Zhao Cheng, Liu Xiaohui, Zhou Jie, Cen Yuefeng, Yao Xiaomin
School of Economics, Zhejiang University of Technology, Hangzhou, Zhejiang, China.
College of Computer Science and Technology, Zhejiang University of Technology, Hangzhou, Zhejiang, China.
PeerJ Comput Sci. 2022 Aug 11;8:e1057. doi: 10.7717/peerj-cs.1057. eCollection 2022.
Most stock price predictive models merely rely on the target stock's historical information to forecast future prices, where the linkage effects between stocks are neglected. However, a group of prior studies has shown that the leverage of correlations between stocks could significantly improve the predictions. This article proposes a unified time-series relational multi-factor model (TRMF), which composes a self-generating relations (SGR) algorithm that can extract relational features automatically. In addition, the TRMF model integrates stock relations with other multiple dimensional features for the price prediction compared to extant works. Experimental validations are performed on the NYSE and NASDAQ data, where the model is compared with the popular methods such as attention Long Short-Term Memory network (Attn-LSTM), Support Vector Regression (SVR), and multi-factor framework (MF). Results show that compared with these extant methods, our model has a higher expected cumulative return rate and a lower risk of return volatility.

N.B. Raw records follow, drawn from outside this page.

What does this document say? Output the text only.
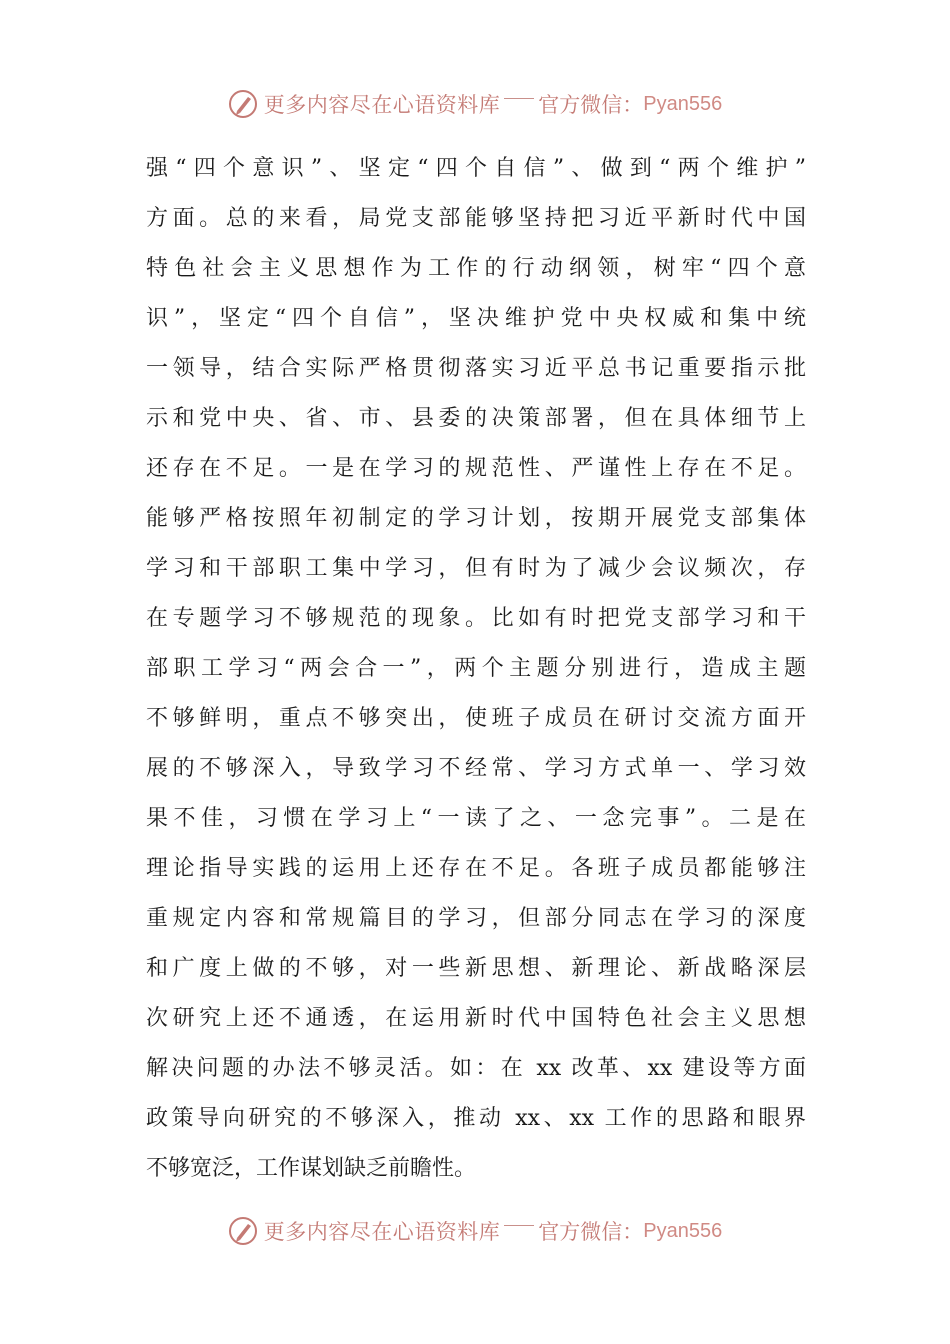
更多内容尽在心语资料库 官方微信： Pyan556
强“四个意识”、坚定“四个自信”、做到“两个维护”
方面。总的来看，局党支部能够坚持把习近平新时代中国
特色社会主义思想作为工作的行动纲领，树牢“四个意
识”，坚定“四个自信”，坚决维护党中央权威和集中统
一领导，结合实际严格贯彻落实习近平总书记重要指示批
示和党中央、省、市、县委的决策部署，但在具体细节上
还存在不足。一是在学习的规范性、严谨性上存在不足。
能够严格按照年初制定的学习计划，按期开展党支部集体
学习和干部职工集中学习，但有时为了减少会议频次，存
在专题学习不够规范的现象。比如有时把党支部学习和干
部职工学习“两会合一”，两个主题分别进行，造成主题
不够鲜明，重点不够突出，使班子成员在研讨交流方面开
展的不够深入，导致学习不经常、学习方式单一、学习效
果不佳，习惯在学习上“一读了之、一念完事”。二是在
理论指导实践的运用上还存在不足。各班子成员都能够注
重规定内容和常规篇目的学习，但部分同志在学习的深度
和广度上做的不够，对一些新思想、新理论、新战略深层
次研究上还不通透，在运用新时代中国特色社会主义思想
解决问题的办法不够灵活。如：在 xx 改革、xx 建设等方面
政策导向研究的不够深入，推动 xx、xx 工作的思路和眼界
不够宽泛，工作谋划缺乏前瞻性。
更多内容尽在心语资料库 官方微信： Pyan556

大多数股价预测模型仅仅依靠目标股票的历史信息来预测未来价格,而忽略了股票之间的联动效应。然而,先前的一系列研究表明,股票之间相关性的杠杆作用可以显著提高预测效果。本文提出了一种统一的时间序列关系多因素模型(TRMF),该模型包含一种能够自动提取关系特征的自生成关系(SGR)算法。此外,与现有研究相比,TRMF模型将股票关系与其他多维度特征相结合用于价格预测。我们在纽约证券交易所和纳斯达克数据上进行了实验验证,将该模型与注意力长短期记忆网络(Attn-LSTM)、支持向量回归(SVR)和多因素框架(MF)等流行方法进行了比较。结果表明,与这些现有方法相比,我们的模型具有更高的预期累积回报率和更低的回报波动风险。